Not the planes I've flown.
Well, were the planes you have flown immune to spiral divergence? - that's the point here.
No, that's not the point at all, because none of them were left alone long enough for that ever to matter.

Just as in the case of the Graveyard Spiral.

But that's not a point I seem to be able to get across, so we can just let it rest.

You have correctly described what happens to start a graveyard spiral, and when you say "the plane's behaviour is basic aerodynamics" you are correct - but it is the aerodynamics of an airplane undergoing the onset of spiral divergence, and it is that spiral divergence, together with the pilot's failure to notice what is happening and correct appropriately for it, that leads to the increasing bank and falling nose. The bank increases despite the fact that the airplane has some static roll stability and despite the fact that the pilot has taken no action to command it.

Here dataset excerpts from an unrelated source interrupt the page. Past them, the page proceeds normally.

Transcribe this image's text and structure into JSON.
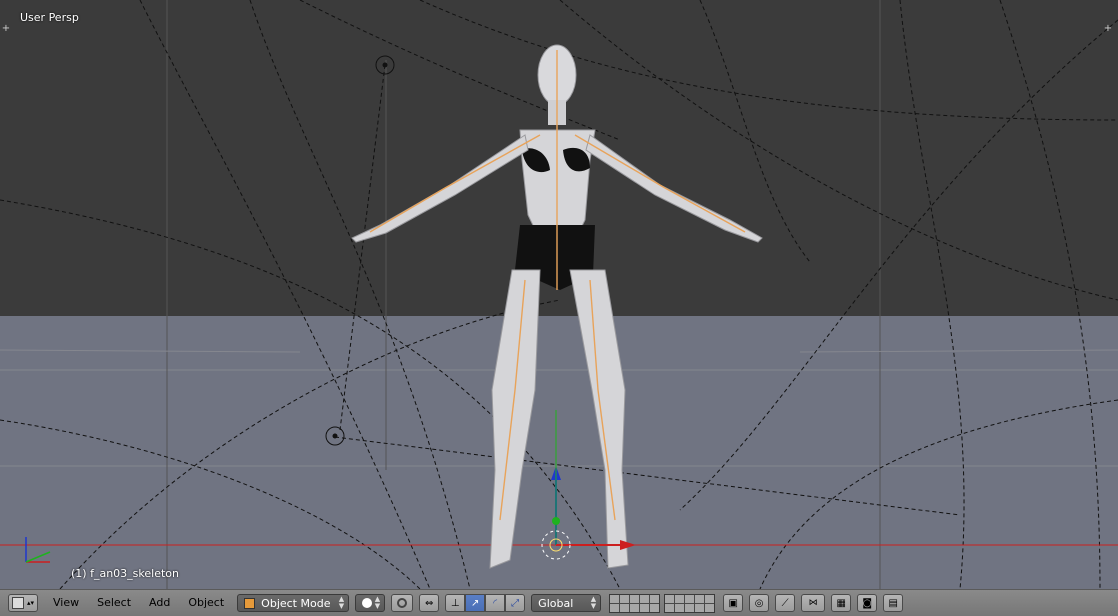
{
  "viewport": {
    "view_name": "User Persp",
    "object_info": "(1) f_an03_skeleton",
    "sky_color": "#3b3b3b",
    "ground_color": "#707482",
    "bone_color": "#e8a35a",
    "x_axis_color": "#cc1f1f",
    "z_axis_color": "#1f37cc",
    "y_axis_color": "#1fb21f"
  },
  "header": {
    "editor_type_icon": "3d-view-cube-icon",
    "menus": [
      "View",
      "Select",
      "Add",
      "Object"
    ],
    "mode": "Object Mode",
    "mode_icon": "object-mode-cube-icon",
    "shading_icon": "solid-sphere-icon",
    "pivot_icon": "pivot-point-icon",
    "manipulator_icon": "manipulator-icon",
    "orientation": "Global",
    "snap_icons": [
      "snap-magnet-icon",
      "proportional-edit-icon",
      "onion-icon",
      "render-icon",
      "camera-icon",
      "clapper-icon"
    ]
  }
}
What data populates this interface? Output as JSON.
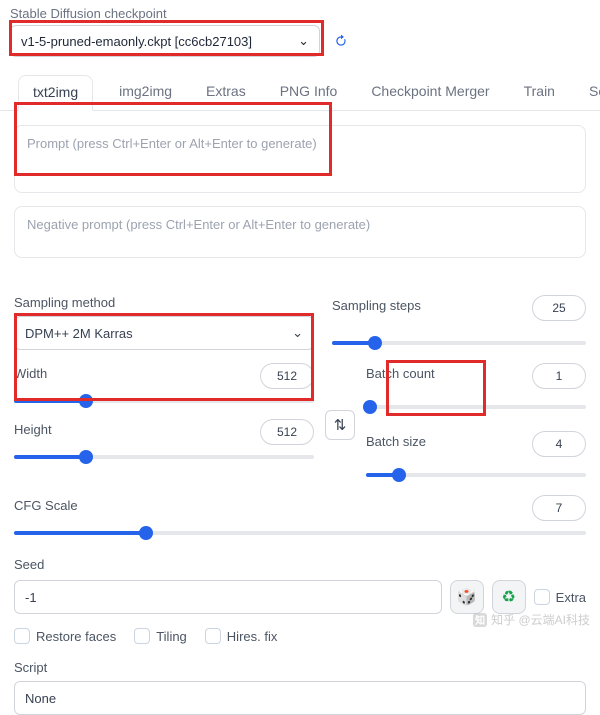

"Three types of airplane motion can result from the interaction of yaw and roll:

1. Spiral divergence results when the static directional stability is great in comparison to the static lateral stability (dihedral effect). If a wing is lowered, the directional stability is greater than the roll stability and the aircraft will not sideslip readily. Thus, the dihedral effect is weak and the wing will not rise to the level position. The airplane tends to enter an ever-tightening spiral dive commonly called a graveyard spiral.

Flight Theory and Aerodynamics: A Practical Guide for Operational Safety (Charles E. Dole & James E. Lewis), page 274.